Davantage d’inégalités

Plus globalement, les autres secteurs de la protection sociale (retraites, famille, chômage) devront contribuer à hauteur de 11 milliard d’euros aux efforts d’économies. Ainsi, 2,9 milliards seront dégagés grâce aux réformes des retraites (de base et complémentaires) et de la politique familiale engagées en 2013. Le gel des prestations sociales en 2014 devait permettre d’économiser 2 milliards supplémentaires (dont 1,3 sur les retraites de base et 0,7 milliard sur les autres prestations). Certes, dans une lettre envoyée aux députés de la majorité, Manuel Valls a annoncé que les retraités touchant une pension inférieure à 1 200 euros (tous régimes confondus) ne seront pas concernés par le gel des prestations.

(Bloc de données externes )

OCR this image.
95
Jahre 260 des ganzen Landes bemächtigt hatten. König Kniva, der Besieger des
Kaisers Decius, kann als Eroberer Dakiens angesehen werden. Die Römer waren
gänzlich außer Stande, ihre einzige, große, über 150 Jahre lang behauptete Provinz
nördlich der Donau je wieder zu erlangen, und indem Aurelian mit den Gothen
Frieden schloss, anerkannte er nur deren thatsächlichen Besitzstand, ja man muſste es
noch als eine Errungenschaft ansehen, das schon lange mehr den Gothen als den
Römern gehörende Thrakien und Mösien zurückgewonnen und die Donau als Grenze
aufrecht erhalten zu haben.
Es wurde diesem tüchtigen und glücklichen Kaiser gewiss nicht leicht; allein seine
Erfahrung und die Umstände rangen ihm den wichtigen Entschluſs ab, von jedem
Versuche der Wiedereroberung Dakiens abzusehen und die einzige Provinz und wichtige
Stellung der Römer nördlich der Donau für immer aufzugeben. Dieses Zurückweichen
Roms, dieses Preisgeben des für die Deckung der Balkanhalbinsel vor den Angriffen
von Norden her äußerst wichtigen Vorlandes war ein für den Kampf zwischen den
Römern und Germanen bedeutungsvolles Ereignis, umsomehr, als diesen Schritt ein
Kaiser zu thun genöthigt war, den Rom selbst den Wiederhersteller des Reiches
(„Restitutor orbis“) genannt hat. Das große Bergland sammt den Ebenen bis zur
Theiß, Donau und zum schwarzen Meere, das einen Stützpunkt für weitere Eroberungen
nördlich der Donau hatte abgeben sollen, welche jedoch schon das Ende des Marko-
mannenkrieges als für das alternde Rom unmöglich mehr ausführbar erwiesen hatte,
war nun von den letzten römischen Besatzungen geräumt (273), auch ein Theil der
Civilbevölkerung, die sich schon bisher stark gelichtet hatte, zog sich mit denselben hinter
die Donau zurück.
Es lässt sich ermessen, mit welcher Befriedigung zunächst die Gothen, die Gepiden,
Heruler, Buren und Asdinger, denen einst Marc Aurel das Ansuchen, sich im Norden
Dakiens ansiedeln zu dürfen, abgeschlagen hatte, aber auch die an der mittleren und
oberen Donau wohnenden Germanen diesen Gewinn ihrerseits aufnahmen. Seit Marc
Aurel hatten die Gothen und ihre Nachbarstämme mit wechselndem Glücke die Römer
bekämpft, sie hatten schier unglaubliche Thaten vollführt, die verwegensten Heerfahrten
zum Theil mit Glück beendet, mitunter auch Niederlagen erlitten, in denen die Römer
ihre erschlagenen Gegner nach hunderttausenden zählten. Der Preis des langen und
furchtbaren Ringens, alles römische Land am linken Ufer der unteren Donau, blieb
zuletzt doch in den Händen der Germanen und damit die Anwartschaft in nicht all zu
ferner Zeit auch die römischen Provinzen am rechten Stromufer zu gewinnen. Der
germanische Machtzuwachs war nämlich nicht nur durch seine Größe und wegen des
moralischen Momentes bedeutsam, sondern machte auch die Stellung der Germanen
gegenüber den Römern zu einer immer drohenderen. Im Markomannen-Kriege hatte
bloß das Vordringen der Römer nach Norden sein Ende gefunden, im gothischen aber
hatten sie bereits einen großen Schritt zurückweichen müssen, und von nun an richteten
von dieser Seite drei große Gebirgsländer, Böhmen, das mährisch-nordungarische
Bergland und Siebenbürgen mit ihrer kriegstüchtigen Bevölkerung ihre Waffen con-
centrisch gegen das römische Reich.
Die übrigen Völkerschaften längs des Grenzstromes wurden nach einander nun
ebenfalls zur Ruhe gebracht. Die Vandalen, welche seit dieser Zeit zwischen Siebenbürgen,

Le Premier ministre a, par ailleurs, renoncé à décaler la revalorisation exceptionnelle du RSA, prévue dans le plan pauvreté, au mois d’octobre 2015. Ces mesures ne changeront pas la situation des plus modestes ni des fonctionnaires, qui font les frais de la politique d’austérité : le remplacement des cotisations sociales employeurs par des prélèvements sur les ménages a des effets anti-redistributifs qui creusent les inégalités. Or, la crise a frappé davantage les ménages les plus modestes, relève l’Insee. Le niveau de vie moyen annuel des 10 % les plus riches a augmenté de 1 795 euros, soit + 3,2 % entre 2008 et 2011, alors que celui des 10 % les plus pauvres a perdu 360 euros, soit une baisse de 4,3 % sur cette période.